Now let's go the other way by generating and digitizing our own simple signal then seeing what it sounds like. The key bit in the Python code that follows is the `sin(2*numpy.pi*440*t)` that creates a sine wave at 440 hz (440 full sine waves per second, 440 cycles through 0..2&pi; radians or 0..360 degrees per second). The `plt.scatter(...)` draws the signal versus time (the X axis).

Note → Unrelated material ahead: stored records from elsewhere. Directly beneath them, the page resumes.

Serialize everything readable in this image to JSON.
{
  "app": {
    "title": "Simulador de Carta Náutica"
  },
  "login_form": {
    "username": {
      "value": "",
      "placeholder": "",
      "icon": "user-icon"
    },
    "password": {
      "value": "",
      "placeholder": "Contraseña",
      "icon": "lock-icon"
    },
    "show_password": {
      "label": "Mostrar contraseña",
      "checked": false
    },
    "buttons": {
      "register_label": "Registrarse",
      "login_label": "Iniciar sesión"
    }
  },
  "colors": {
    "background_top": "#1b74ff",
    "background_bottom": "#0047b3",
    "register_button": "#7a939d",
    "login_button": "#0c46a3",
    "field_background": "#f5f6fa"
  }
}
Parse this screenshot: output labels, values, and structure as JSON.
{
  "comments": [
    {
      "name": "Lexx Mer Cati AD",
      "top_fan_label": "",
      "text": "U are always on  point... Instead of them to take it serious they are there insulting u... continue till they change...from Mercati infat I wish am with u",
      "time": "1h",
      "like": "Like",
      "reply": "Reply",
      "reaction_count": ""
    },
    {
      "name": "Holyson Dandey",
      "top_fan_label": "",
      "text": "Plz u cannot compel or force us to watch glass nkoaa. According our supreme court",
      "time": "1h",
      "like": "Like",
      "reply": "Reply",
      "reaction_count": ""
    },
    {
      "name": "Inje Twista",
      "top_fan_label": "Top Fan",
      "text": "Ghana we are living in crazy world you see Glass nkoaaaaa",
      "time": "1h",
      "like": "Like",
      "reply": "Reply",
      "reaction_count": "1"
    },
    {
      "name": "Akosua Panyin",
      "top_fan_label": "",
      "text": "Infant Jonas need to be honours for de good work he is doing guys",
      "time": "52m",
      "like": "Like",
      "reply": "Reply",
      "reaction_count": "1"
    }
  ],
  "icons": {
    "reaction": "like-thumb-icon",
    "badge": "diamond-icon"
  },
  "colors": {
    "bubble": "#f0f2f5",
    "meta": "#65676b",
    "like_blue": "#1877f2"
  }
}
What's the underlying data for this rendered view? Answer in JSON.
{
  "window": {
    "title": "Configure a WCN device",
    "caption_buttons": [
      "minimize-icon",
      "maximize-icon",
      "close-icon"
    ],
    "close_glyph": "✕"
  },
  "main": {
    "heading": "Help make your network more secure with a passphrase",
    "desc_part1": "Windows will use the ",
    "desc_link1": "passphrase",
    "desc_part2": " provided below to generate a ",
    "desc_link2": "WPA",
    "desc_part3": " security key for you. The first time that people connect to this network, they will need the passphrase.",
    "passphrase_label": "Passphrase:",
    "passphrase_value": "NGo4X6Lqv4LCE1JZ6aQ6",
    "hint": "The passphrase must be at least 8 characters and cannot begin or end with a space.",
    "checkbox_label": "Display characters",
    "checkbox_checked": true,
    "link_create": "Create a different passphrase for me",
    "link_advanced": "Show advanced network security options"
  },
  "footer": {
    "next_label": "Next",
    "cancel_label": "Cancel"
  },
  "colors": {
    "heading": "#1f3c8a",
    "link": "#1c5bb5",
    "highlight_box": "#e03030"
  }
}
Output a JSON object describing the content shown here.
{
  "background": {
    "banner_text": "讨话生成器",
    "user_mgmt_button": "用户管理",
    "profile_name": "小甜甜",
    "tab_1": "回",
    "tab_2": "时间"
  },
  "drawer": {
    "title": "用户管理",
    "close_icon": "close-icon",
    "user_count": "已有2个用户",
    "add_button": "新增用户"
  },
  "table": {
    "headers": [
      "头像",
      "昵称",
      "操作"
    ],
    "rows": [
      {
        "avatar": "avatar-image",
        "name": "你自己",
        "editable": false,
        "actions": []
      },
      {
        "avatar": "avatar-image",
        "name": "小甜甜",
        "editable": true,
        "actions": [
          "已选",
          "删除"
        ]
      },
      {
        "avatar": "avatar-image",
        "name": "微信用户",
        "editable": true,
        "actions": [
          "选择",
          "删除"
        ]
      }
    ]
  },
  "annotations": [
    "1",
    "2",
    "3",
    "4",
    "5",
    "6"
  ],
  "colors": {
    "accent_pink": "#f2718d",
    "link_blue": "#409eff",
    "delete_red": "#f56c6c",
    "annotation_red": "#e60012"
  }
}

麦克风以连续的方式摆动,对采样率一无所知。这是一种所谓的模拟信号。要将其放入计算机,我们必须将其转换为数字。 您在上面看到的 Kiss 歌曲的数字是数字化的结果。
现在让我们遵循另一种方式,通过生成和数字化我们自己的简单信号,然后看看它听起来的样子。 接下来的 Python 代码中的关键位是`sin(2*numpy.pi*440*t)`,它创建一个 440 赫兹的正弦波(每秒 440 个完整正弦波,每秒通过 0 到 2pi 440个周期)。 `plt.scatter(...)`绘制信号与时间(X 轴)。
```python
import numpy
......@@ -132,41 +111,29 @@ print(len(y), "samples in", T, "seconds")
plt.figure(figsize=(8, 2.5)) # Prepare a plot 8x2.5 inches
plt.scatter(t[0:1000],y[0:1000],s=1)
plt.show()
```
66150 samples in 1.5 seconds
# 66150 samples in 1.5 seconds
```
![png](img/1.1_sound_12_1.png)
**运动**:如果我们通过扬声器运行它,你觉得它是什么?
**Exercise**: What do you think that will sound like if we run it through the speaker?
It's a pure tone at 440Hz. Imagine a speaker moving out then in then out repeatedly the same distance each time. Now if you move your hand like a speaker up and down you get sort of a Boing Boing Boing motion. Now start walking and move your hand up and down at the same rate. To an observer, the motion looks like a sine wave! So, that is what is happening with the speaker. A constant deflection up and down gives a pure tone to the human ear.
这是 440Hz 的纯音。 想象一下,一个扬声器移出移入,然后每次重复相同的距离。现在,如果你像扬声器一样上下移动你的手,你会得到一种 Boing Boing Boing 动作。 现在开始走路并以相同的速度上下移动你的手。 对观察者来说,这个动作看起来像一个正弦波! 那么,这就是扬声器正在做的事情。上下持续偏离为人耳提供了纯音。
```python
from IPython.display import Audio
Audio(y, rate=fs)
```
<audio controls="controls" >
<source src="img/audio3.wav" type="audio/wav" />
<a href='img/audio3.wav'>audio3.wav</a>
</audio>
让我们制作一个更高频率(700 Hz)的另一个信号`y2`
Let's make another signal, `y2`, that is at a higher frequency (700 Hz).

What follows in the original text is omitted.